Outer Barcelona - north of Placa de Catalunya - is exclusively devoted to works of Gaudi including one of my favourites, the Dragon Gate at the Güell Pavilions.
See also Inner Barcelona & La Sagrada Familia
The industrialist Josep Batllo was dissatisfied with the rather dull design of his building on Passeig de Gracia, which suffered in comparison with its neighbour, Casa Amatller, designed by Puig i Cadafalch.1 Batllo commissioned Gaudi who dissuaded him from completely demolishing the building and instead embarked on a complete renovation. The result is one of the crowning achievements of Gaudi's career, a magnificently colourful flight of fancy topped with a dragon-back roof.
The family had their own vestibule off the main vestibule of the apartment block - the family apartment was on the main first floor.
Their staircase was suitably impressive with a wonderful animalistic backbone structure.
The anteroom off the staircase on the first floor has a lovely ceramic fireplace with a cosy seat. The doors throughout the apartment are wooden with glass panels, the wood generally curved and tending toward art nouveau shapes.

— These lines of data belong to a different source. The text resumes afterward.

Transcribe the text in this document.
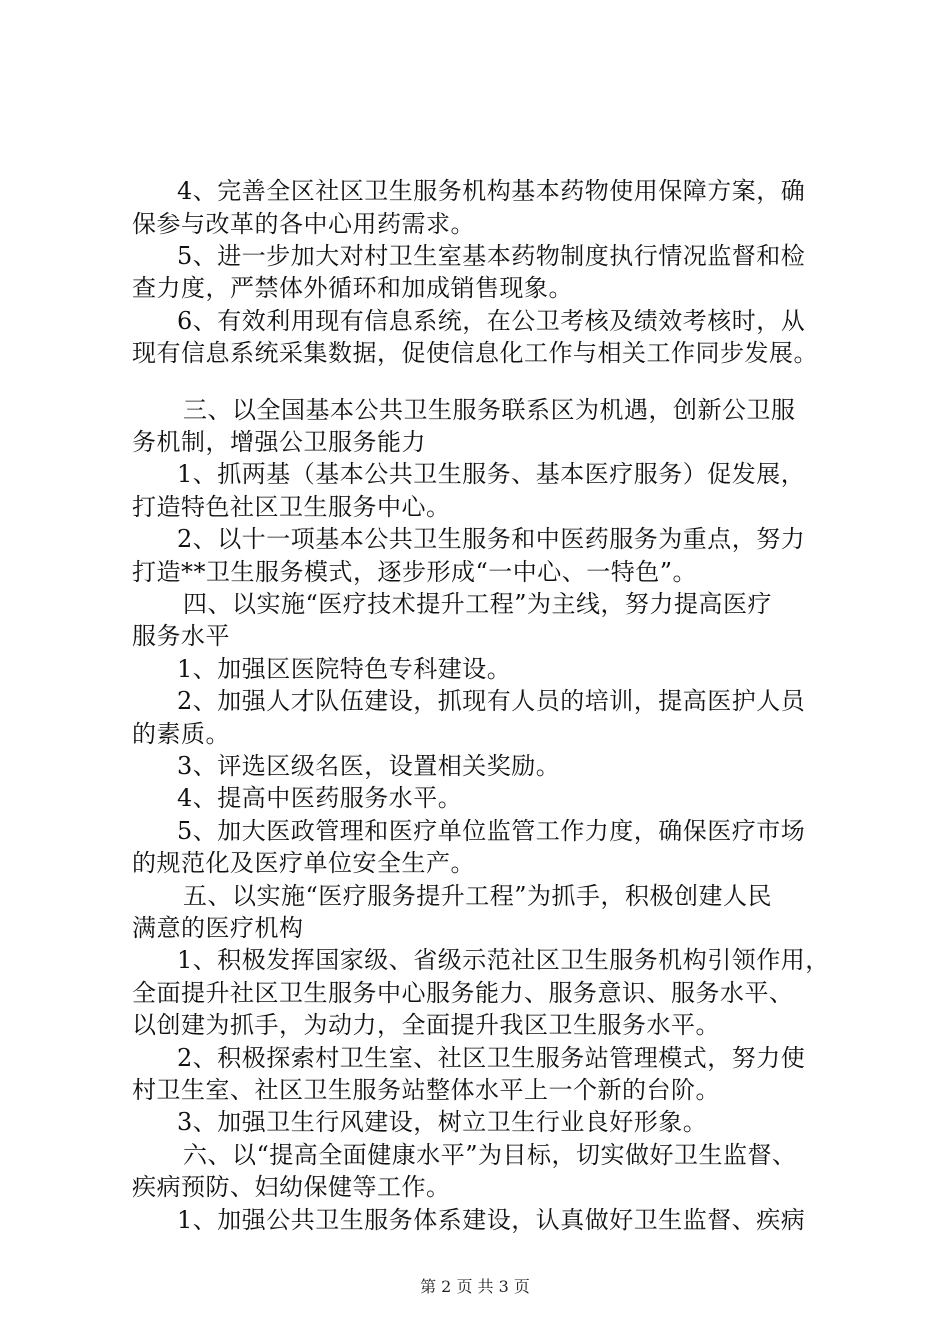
4、完善全区社区卫生服务机构基本药物使用保障方案，确
保参与改革的各中心用药需求。
5、进一步加大对村卫生室基本药物制度执行情况监督和检
查力度，严禁体外循环和加成销售现象。
6、有效利用现有信息系统，在公卫考核及绩效考核时，从
现有信息系统采集数据，促使信息化工作与相关工作同步发展。
三、以全国基本公共卫生服务联系区为机遇，创新公卫服
务机制，增强公卫服务能力
1、抓两基（基本公共卫生服务、基本医疗服务）促发展，
打造特色社区卫生服务中心。
2、以十一项基本公共卫生服务和中医药服务为重点，努力
打造**卫生服务模式，逐步形成“一中心、一特色”。
四、以实施“医疗技术提升工程”为主线，努力提高医疗
服务水平
1、加强区医院特色专科建设。
2、加强人才队伍建设，抓现有人员的培训，提高医护人员
的素质。
3、评选区级名医，设置相关奖励。
4、提高中医药服务水平。
5、加大医政管理和医疗单位监管工作力度，确保医疗市场
的规范化及医疗单位安全生产。
五、以实施“医疗服务提升工程”为抓手，积极创建人民
满意的医疗机构
1、积极发挥国家级、省级示范社区卫生服务机构引领作用，
全面提升社区卫生服务中心服务能力、服务意识、服务水平、
以创建为抓手，为动力，全面提升我区卫生服务水平。
2、积极探索村卫生室、社区卫生服务站管理模式，努力使
村卫生室、社区卫生服务站整体水平上一个新的台阶。
3、加强卫生行风建设，树立卫生行业良好形象。
六、以“提高全面健康水平”为目标，切实做好卫生监督、
疾病预防、妇幼保健等工作。
1、加强公共卫生服务体系建设，认真做好卫生监督、疾病
第 2 页 共 3 页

The building has a central patio which is open to the sky. This central well was increased in size by Gaudi to improve light and ventilation. He tiled it withetiles of a high surface gloss to increase reflected light. The tiles are in five different shades of blue, lighter further down the well.
Near the roof are the most beautiful white parabolic arched corridors and spaces.
Then up onto the roof for Gaudi's signature chimneys and a close-up view of the dragon-back.
Another staircase leads back down through the building, past more white parabolic arches and gleaming tiled walls.
Christened "La Pedrera" - the quarry - this is one of the most distinctive landmarks in the city. It was Gaudi's last secular building to be completed before he devoted himself to La Sagrada Familia. It took four years from 1906 to 1910.
On the roof Gaudi displays his characteristic style in a series of chimney pots and air ducts, several resembling helmeted knights.
In a mammoth walk between sites we managed to see all three of these in a morning! We took the underground to Palau Real and walked to the Guell Paviolions whose entrance is guarded by Gaudi's magnificent Dragon Gate.
Guell had acquired this estate outside the city and asked Gaudi to create some buildings and, most importantly, an entrance. Some of the buildings were demolished in 1919 when the Guell famiuly ceded the estate to the crown,2 but the entrance pavilions remain, along with the porter's lodge, the stables and riding school and the fabulous Dragon Gate.
The gate is in one piece which meantGaudi had to use a very long hinge hinge pole. The dragon is part of the story which weaves through the design: Hercules must overpower the dragon which guards a tree of golden oranges which he needs to conquer the heart of Queen Hesperis. Hercules succeeds, the dragon, Ladon, is changed into the dragon constellation as punishment. The iron dragon's vertices mimic the position of the stars in the constellation.2 The golden orange tree is represented on top of the gate post!
Ten minutes walk to the east stands the Finca Miralles gateway, surrounded by urban sprawl and providing a magnificent entrance to an unlovely set of apartment blocks.
Originally this site was destined for the home of factory-owner Hermengild Miralles, but only the gateway and a section of wall were built in 1902.
A sinuous form snakes along the wall, topped by a mesh fence, up and over the entrance - typically flamboyant Gaudi. The gateway is topped by another common Gaudi theme: a four-armed cross.
Today a life-size statue of Gaudi stands in the gateway.
It's a rather longer walk to the Teresian College and it's very difficult to see much of it as it is behind high walls. It does not seem possible to enter the building which was commissioned in 1889 by Enric d'Osso, founder of the Teresian congregation, an order of nuns, the Order of St Theresa of Avila.
The budget was tight, and the order's vow of poverty meant that this was to have none of Gaudi's usual stylistic exuberance.1,2 Instead he designed a simple rectangular building with very little decorative embellishment. I would love to see the inside of this building which has the most beautiful sequence of plain parabolic-arched passageways.
Casa Vicens was the recently qualified architect's first commission for brick and tile manufacturer Manuel Vicens. He began work on it in 1883 though he had been commissioned in 1878, and it took five years to complete. Prior to this small house Gaudi had only worked on publicly- funded buildings.
It is quite exuberantly Spanish with Moorish influences. The tiling is especially striking, alternating between a simple chessboard pattern and the colourful orange tagetes blossoms.
Guell originally planned this area as an estate of homes but when only two plots sold, and the city showed no interest, the barren land that was once here was turned into a beautifully planted park lifted out of the ordinary by Gaudi's distinctive creations.
Gaudi designed both the layout and landscaping as well as the fountains and other architectural features.
In 1983, when I first visited, there was no-one else in the park, in 1999 it was immensely popular.